Cholangiocarcinoma and hepatocellular carcinoma are primary liver cancers, both representing a growing challenge due to their increasing morbidity and mortality. A “metronomic chemotherapy”, consisting of the repeated administration of low and/or continuous doses of anti-neoplastic drugs, represents an alternative approach to the standard chemotherapy [1]. Numerous natural substances exhibited in vitro chemosensitizing features: in particular, the natural sesquiterpene β-caryophyllene (CRY) has been proved to increase the cytotoxicity of doxorubicin (DOXO) in leukemic cells [2]. Hence, our aim has been to evaluate the ability of CRY to enhance the efficacy of low-dose DOXO in human liver cancer cells, by applying a metronomic protocol. To this end, human liver HepG2 and CCA cells have been used as models of hepatocellular carcinoma and cholangiocarcinoma. The metronomic protocol was based on a 2h low-time exposition to the test substances, followed by 72h incubation for restoring. This scheduling has been applied 3 times and cytotoxicity was measured by MTT assay. Both the substances alone (CRY 1-100 μg/ml; DOXO 1-500 μg/ml) and the combination of DOXO with a nontoxic concentration of CRY were assessed. We found that the repeated treatments with low concentrations produced a significant potentiation (about 30 %) of DOXO cytotoxicity in HepG2. The combination with CRY increased the DOXO activity, reaching a 70 % inhibition of cell viability at 50 μg/ml after 2 repeated treatments. Similar effects were found in CCA, although repeated treatments induced no additional potentiation. These results highlight a possible role of CRY as a chemosensitizing agent for DOXO-based chemotherapy of liver cancer.

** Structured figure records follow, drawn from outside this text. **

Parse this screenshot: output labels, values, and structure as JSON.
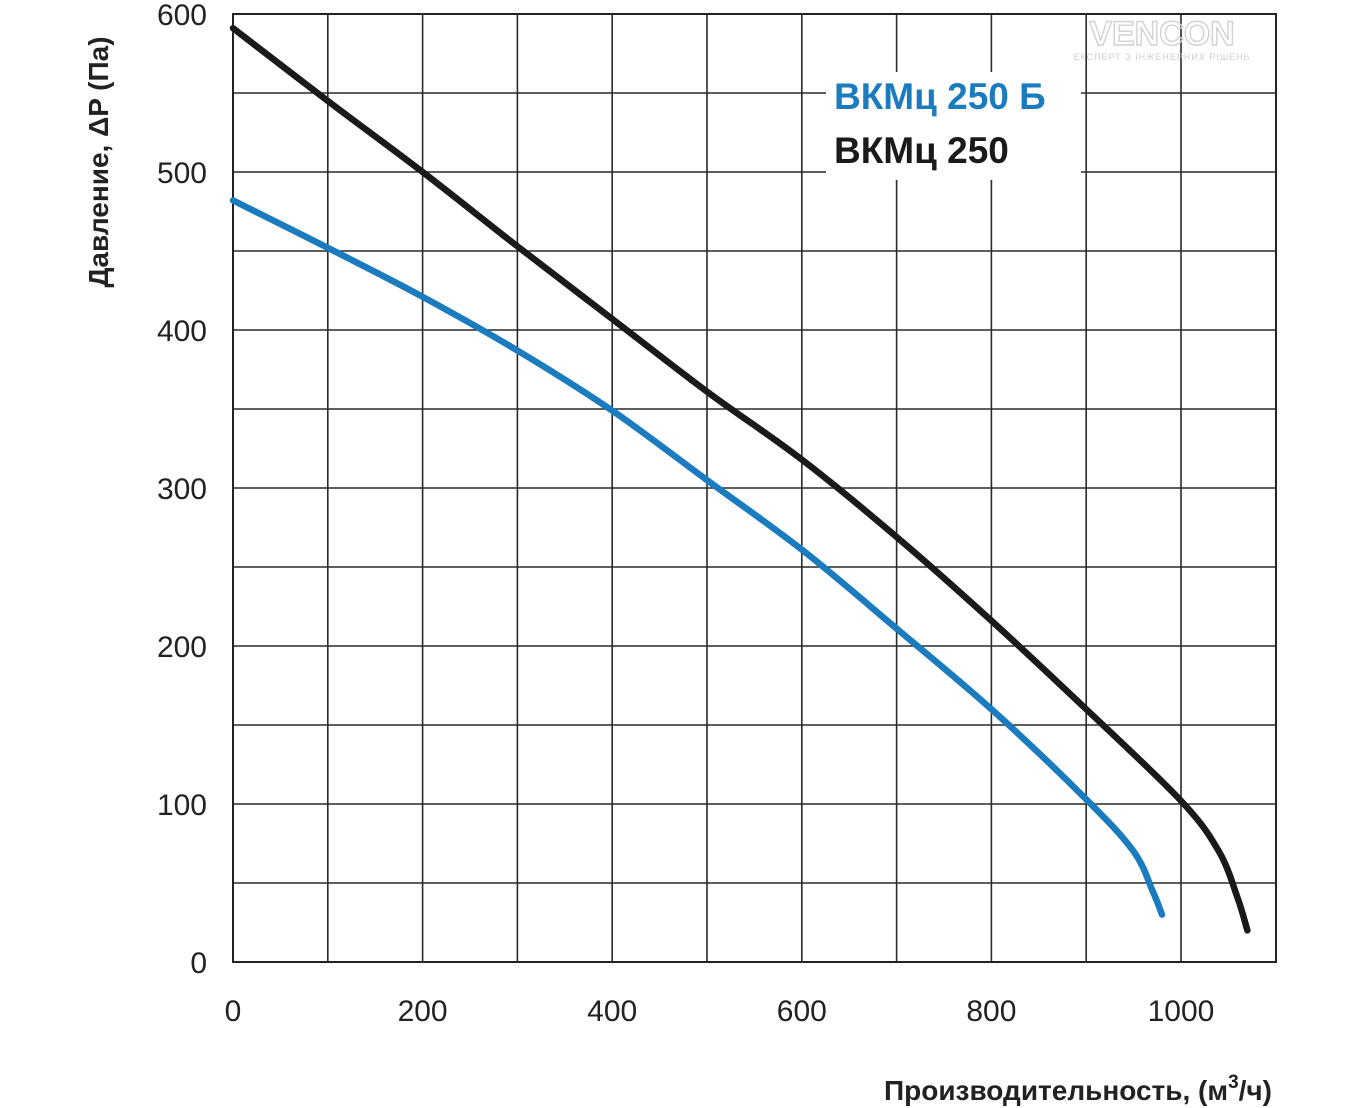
{
  "watermark": {
    "brand": "VENCON",
    "tagline": "ЕКСПЕРТ З ІНЖЕНЕРНИХ РІШЕНЬ"
  },
  "chart_data": {
    "type": "line",
    "xlabel": "Производительность, (м³/ч)",
    "xlabel_parts": {
      "main": "Производительность, (м",
      "sup": "3",
      "tail": "/ч)"
    },
    "ylabel": "Давление, ΔP (Па)",
    "xlim": [
      0,
      1100
    ],
    "ylim": [
      0,
      600
    ],
    "x_ticks": [
      0,
      200,
      400,
      600,
      800,
      1000
    ],
    "x_tick_labels": [
      "0",
      "200",
      "400",
      "600",
      "800",
      "1000"
    ],
    "y_ticks": [
      0,
      100,
      200,
      300,
      400,
      500,
      600
    ],
    "y_tick_labels": [
      "0",
      "100",
      "200",
      "300",
      "400",
      "500",
      "600"
    ],
    "grid": true,
    "grid_x_step": 100,
    "grid_y_step": 50,
    "legend_placement": "top-right",
    "series": [
      {
        "name": "ВКМц 250 Б",
        "color": "#1b7bbf",
        "x": [
          0,
          100,
          200,
          300,
          400,
          500,
          600,
          700,
          800,
          900,
          950,
          970,
          980
        ],
        "y": [
          482,
          452,
          421,
          387,
          349,
          305,
          261,
          211,
          160,
          103,
          70,
          45,
          30
        ]
      },
      {
        "name": "ВКМц 250",
        "color": "#1a1a1a",
        "x": [
          0,
          100,
          200,
          300,
          400,
          500,
          600,
          700,
          800,
          900,
          1000,
          1040,
          1060,
          1070
        ],
        "y": [
          591,
          545,
          500,
          453,
          407,
          361,
          318,
          269,
          216,
          160,
          102,
          70,
          40,
          20
        ]
      }
    ]
  }
}
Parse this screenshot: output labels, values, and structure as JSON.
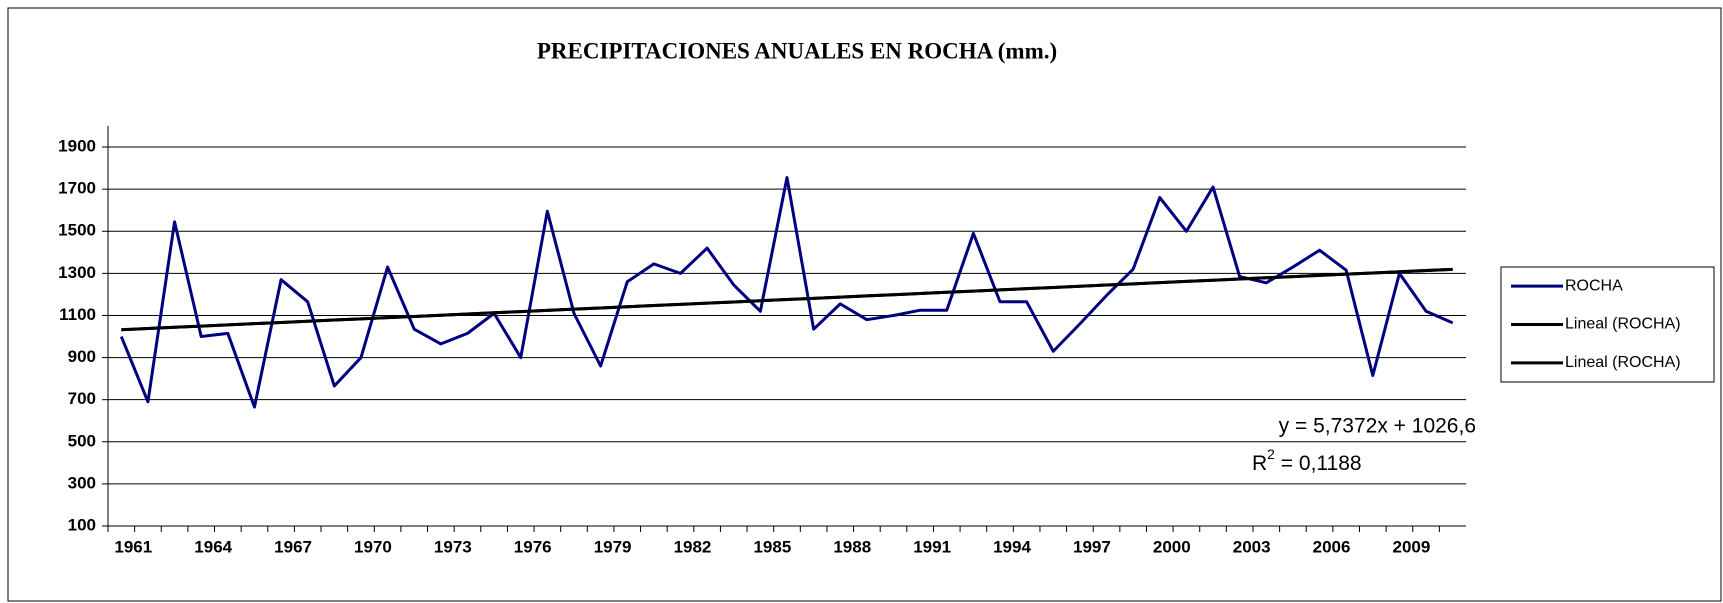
{
  "chart_data": {
    "type": "line",
    "title": "PRECIPITACIONES ANUALES EN ROCHA (mm.)",
    "categories": [
      "1961",
      null,
      null,
      "1964",
      null,
      null,
      "1967",
      null,
      null,
      "1970",
      null,
      null,
      "1973",
      null,
      null,
      "1976",
      null,
      null,
      "1979",
      null,
      null,
      "1982",
      null,
      null,
      "1985",
      null,
      null,
      "1988",
      null,
      null,
      "1991",
      null,
      null,
      "1994",
      null,
      null,
      "1997",
      null,
      null,
      "2000",
      null,
      null,
      "2003",
      null,
      null,
      "2006",
      null,
      null,
      "2009",
      null,
      null
    ],
    "series": [
      {
        "name": "ROCHA",
        "color": "#000080",
        "values": [
          1000,
          690,
          1545,
          1000,
          1015,
          665,
          1270,
          1165,
          765,
          900,
          1330,
          1035,
          965,
          1015,
          1110,
          900,
          1595,
          1110,
          860,
          1260,
          1345,
          1300,
          1420,
          1245,
          1120,
          1755,
          1035,
          1155,
          1080,
          1100,
          1125,
          1125,
          1490,
          1165,
          1165,
          930,
          1060,
          1195,
          1320,
          1660,
          1500,
          1710,
          1285,
          1255,
          1330,
          1410,
          1315,
          815,
          1300,
          1120,
          1065
        ]
      },
      {
        "name": "Lineal (ROCHA)",
        "color": "#000000",
        "values": [
          1032.3,
          1038.1,
          1043.8,
          1049.5,
          1055.3,
          1061.0,
          1066.8,
          1072.5,
          1078.2,
          1084.0,
          1089.7,
          1095.4,
          1101.2,
          1106.9,
          1112.7,
          1118.4,
          1124.1,
          1129.9,
          1135.6,
          1141.3,
          1147.1,
          1152.8,
          1158.6,
          1164.3,
          1170.0,
          1175.8,
          1181.5,
          1187.2,
          1193.0,
          1198.7,
          1204.4,
          1210.2,
          1215.9,
          1221.7,
          1227.4,
          1233.1,
          1238.9,
          1244.6,
          1250.3,
          1256.1,
          1261.8,
          1267.6,
          1273.3,
          1279.0,
          1284.8,
          1290.5,
          1296.2,
          1302.0,
          1307.7,
          1313.4,
          1319.2
        ]
      },
      {
        "name": "Lineal (ROCHA)",
        "color": "#000000",
        "values": [
          1032.3,
          1038.1,
          1043.8,
          1049.5,
          1055.3,
          1061.0,
          1066.8,
          1072.5,
          1078.2,
          1084.0,
          1089.7,
          1095.4,
          1101.2,
          1106.9,
          1112.7,
          1118.4,
          1124.1,
          1129.9,
          1135.6,
          1141.3,
          1147.1,
          1152.8,
          1158.6,
          1164.3,
          1170.0,
          1175.8,
          1181.5,
          1187.2,
          1193.0,
          1198.7,
          1204.4,
          1210.2,
          1215.9,
          1221.7,
          1227.4,
          1233.1,
          1238.9,
          1244.6,
          1250.3,
          1256.1,
          1261.8,
          1267.6,
          1273.3,
          1279.0,
          1284.8,
          1290.5,
          1296.2,
          1302.0,
          1307.7,
          1313.4,
          1319.2
        ]
      }
    ],
    "ylim": [
      100,
      2000
    ],
    "yticks": [
      100,
      300,
      500,
      700,
      900,
      1100,
      1300,
      1500,
      1700,
      1900
    ],
    "grid": true,
    "legend": "right",
    "annotations": {
      "equation": "y = 5,7372x + 1026,6",
      "r2_prefix": "R",
      "r2_sup": "2",
      "r2_value": " = 0,1188"
    }
  }
}
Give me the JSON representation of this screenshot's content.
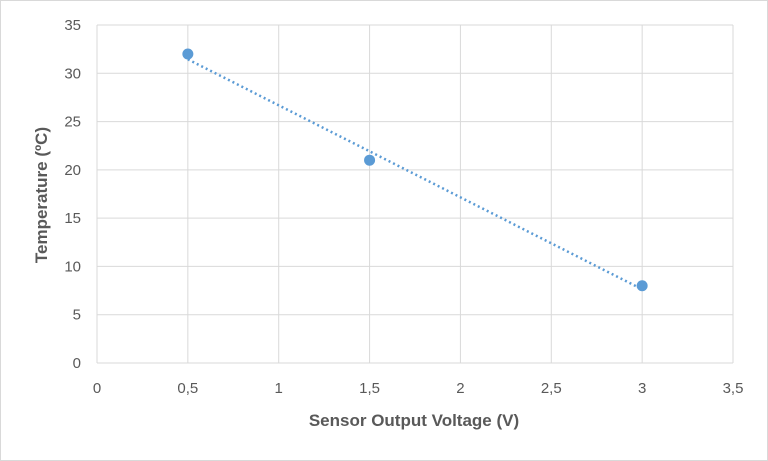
{
  "chart_data": {
    "type": "scatter",
    "title": "",
    "xlabel": "Sensor Output Voltage (V)",
    "ylabel": "Temperature (ºC)",
    "xlim": [
      0,
      3.5
    ],
    "ylim": [
      0,
      35
    ],
    "xticks": [
      0,
      0.5,
      1,
      1.5,
      2,
      2.5,
      3,
      3.5
    ],
    "xtick_labels": [
      "0",
      "0,5",
      "1",
      "1,5",
      "2",
      "2,5",
      "3",
      "3,5"
    ],
    "yticks": [
      0,
      5,
      10,
      15,
      20,
      25,
      30,
      35
    ],
    "ytick_labels": [
      "0",
      "5",
      "10",
      "15",
      "20",
      "25",
      "30",
      "35"
    ],
    "grid": true,
    "legend": "none",
    "series": [
      {
        "name": "Temperature",
        "x": [
          0.5,
          1.5,
          3
        ],
        "y": [
          32,
          21,
          8
        ],
        "marker_color": "#5b9bd5",
        "trendline": {
          "type": "linear",
          "style": "dotted",
          "color": "#5b9bd5"
        }
      }
    ]
  },
  "colors": {
    "grid": "#d9d9d9",
    "text": "#595959",
    "marker": "#5b9bd5"
  }
}
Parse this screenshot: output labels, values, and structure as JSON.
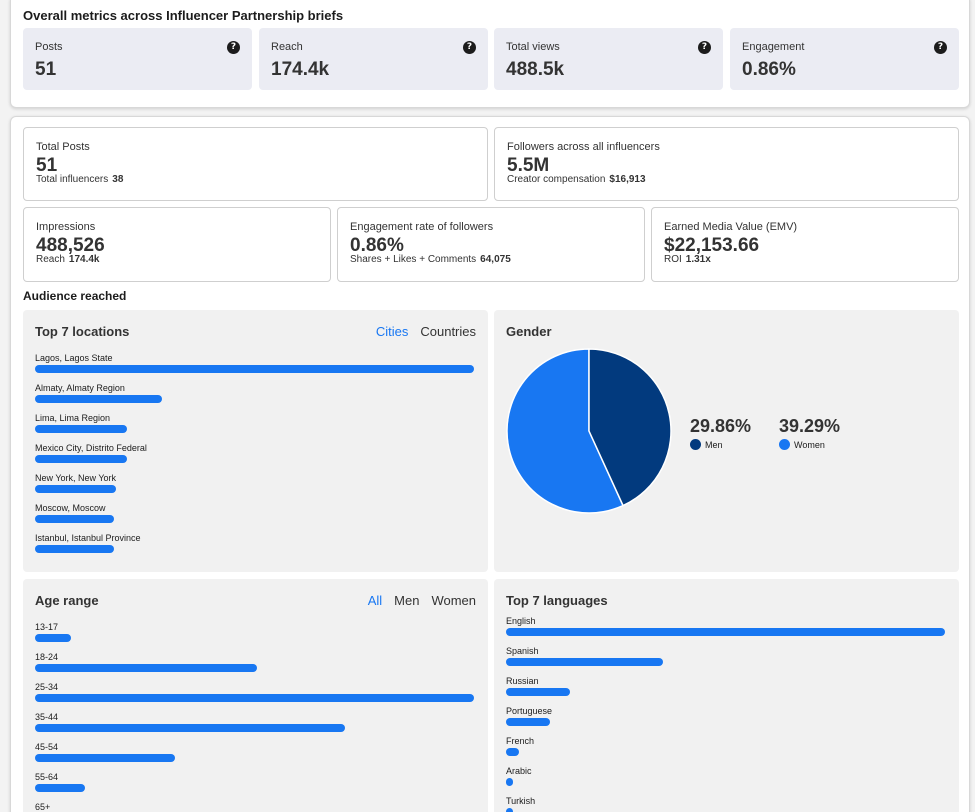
{
  "header": {
    "title": "Overall metrics across Influencer Partnership briefs"
  },
  "metrics": [
    {
      "label": "Posts",
      "value": "51"
    },
    {
      "label": "Reach",
      "value": "174.4k"
    },
    {
      "label": "Total views",
      "value": "488.5k"
    },
    {
      "label": "Engagement",
      "value": "0.86%"
    }
  ],
  "help_glyph": "?",
  "stats": {
    "total_posts": {
      "label": "Total Posts",
      "value": "51",
      "sub_label": "Total influencers",
      "sub_value": "38"
    },
    "followers": {
      "label": "Followers across all influencers",
      "value": "5.5M",
      "sub_label": "Creator compensation",
      "sub_value": "$16,913"
    },
    "impressions": {
      "label": "Impressions",
      "value": "488,526",
      "sub_label": "Reach",
      "sub_value": "174.4k"
    },
    "engagement_rate": {
      "label": "Engagement rate of followers",
      "value": "0.86%",
      "sub_label": "Shares + Likes + Comments",
      "sub_value": "64,075"
    },
    "emv": {
      "label": "Earned Media Value (EMV)",
      "value": "$22,153.66",
      "sub_label": "ROI",
      "sub_value": "1.31x"
    }
  },
  "audience": {
    "title": "Audience reached",
    "locations": {
      "title": "Top 7 locations",
      "toggles": [
        "Cities",
        "Countries"
      ],
      "active_toggle": "Cities",
      "items": [
        {
          "label": "Lagos, Lagos State",
          "value": 1.0
        },
        {
          "label": "Almaty, Almaty Region",
          "value": 0.29
        },
        {
          "label": "Lima, Lima Region",
          "value": 0.21
        },
        {
          "label": "Mexico City, Distrito Federal",
          "value": 0.21
        },
        {
          "label": "New York, New York",
          "value": 0.185
        },
        {
          "label": "Moscow, Moscow",
          "value": 0.18
        },
        {
          "label": "Istanbul, Istanbul Province",
          "value": 0.18
        }
      ]
    },
    "gender": {
      "title": "Gender",
      "men_pct": "29.86%",
      "men_label": "Men",
      "women_pct": "39.29%",
      "women_label": "Women",
      "men_share": 0.4318,
      "men_color": "#023a7e",
      "women_color": "#1877f2"
    },
    "age": {
      "title": "Age range",
      "toggles": [
        "All",
        "Men",
        "Women"
      ],
      "active_toggle": "All",
      "items": [
        {
          "label": "13-17",
          "value": 0.082
        },
        {
          "label": "18-24",
          "value": 0.505
        },
        {
          "label": "25-34",
          "value": 1.0
        },
        {
          "label": "35-44",
          "value": 0.706
        },
        {
          "label": "45-54",
          "value": 0.32
        },
        {
          "label": "55-64",
          "value": 0.114
        },
        {
          "label": "65+",
          "value": 0.02
        }
      ]
    },
    "languages": {
      "title": "Top 7 languages",
      "items": [
        {
          "label": "English",
          "value": 1.0
        },
        {
          "label": "Spanish",
          "value": 0.357
        },
        {
          "label": "Russian",
          "value": 0.145
        },
        {
          "label": "Portuguese",
          "value": 0.1
        },
        {
          "label": "French",
          "value": 0.03
        },
        {
          "label": "Arabic",
          "value": 0.015
        },
        {
          "label": "Turkish",
          "value": 0.012
        }
      ]
    }
  },
  "colors": {
    "accent": "#1877f2",
    "dark_blue": "#023a7e"
  }
}
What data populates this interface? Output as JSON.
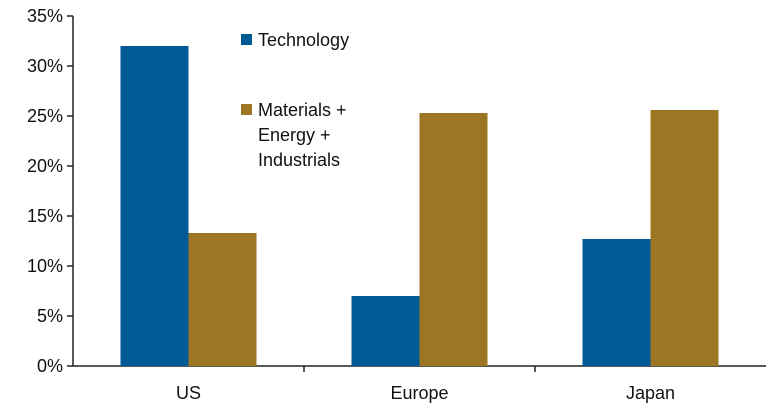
{
  "chart_data": {
    "type": "bar",
    "title": "",
    "xlabel": "",
    "ylabel": "",
    "categories": [
      "US",
      "Europe",
      "Japan"
    ],
    "series": [
      {
        "name": "Technology",
        "values": [
          32.0,
          7.0,
          12.7
        ],
        "color": "#005a96"
      },
      {
        "name_lines": [
          "Materials +",
          "Energy +",
          "Industrials"
        ],
        "values": [
          13.3,
          25.3,
          25.6
        ],
        "color": "#9c7622"
      }
    ],
    "ylim": [
      0,
      35
    ],
    "yticks": [
      {
        "value": 0,
        "label": "0%"
      },
      {
        "value": 5,
        "label": "5%"
      },
      {
        "value": 10,
        "label": "10%"
      },
      {
        "value": 15,
        "label": "15%"
      },
      {
        "value": 20,
        "label": "20%"
      },
      {
        "value": 25,
        "label": "25%"
      },
      {
        "value": 30,
        "label": "30%"
      },
      {
        "value": 35,
        "label": "35%"
      }
    ],
    "grid": false,
    "legend_position": "top-center"
  }
}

Natural sesquiterpenes β-caryophyllene and β-caryophyllene oxide as chemopreventive agents for cholangiocarcinoma

Cholangiocarcinoma (CCA) represents a particular type of liver cancer originating from the epithelial cells lining the intrahepatic and extrahepatic biliary tree. It is often clinically silent until it becomes an advanced disease with obstructive symptoms and a poor prognosis for patients [1]. In this context, searching for alternative therapeutic strategies becomes a pivotal goal in the battle against liver cancer. In present research, β-caryophyllene (CRY) and β-caryophyllene oxide (CRYO), two natural sesquiterpenes with protective properties [2], have been investigated for their ability to inhibit the growth of the human Mz-ChA-1 cholangiocarcinoma cells from extrahepatic bile ducts and the H69 non-malignant cholagiocytes. The cells were exposed to the test compounds for 24 h, then the cytotoxicity was measured by MTT assay [3]; doxorubicin was included as a standard cytotoxic agents. Both sesquiterpenes reduced the cholangiocytes proliferation. Particularly, CRY produced a marked cytotoxicity in the Mz-ChA-1cells at concentrations lower than that required for CRYO. Surprisingly, the antiproliferative effects produced by both CRY and CRYO were higher than that of the standard doxoru- bicin. In the non-malignant cholangiocytes, in spite of a low cytotoxicity of CRYO, CRY reduced the cell proliferation already at lower concentrations, acting in a similar way to doxorubicin. Being CRYO an epoxide analogue of CRY, the different cytotoxicity found could be due to their structural features and bioavailability. Present results encourage further studies on CRY and CRYO as chemopreventive agents for cholangiocarcinoma. This work was supported by grants from Sapienza University Project 2014. Dr. Antonella Di Sotto was financed by “Enrico and Enrica Sovena” Foundation.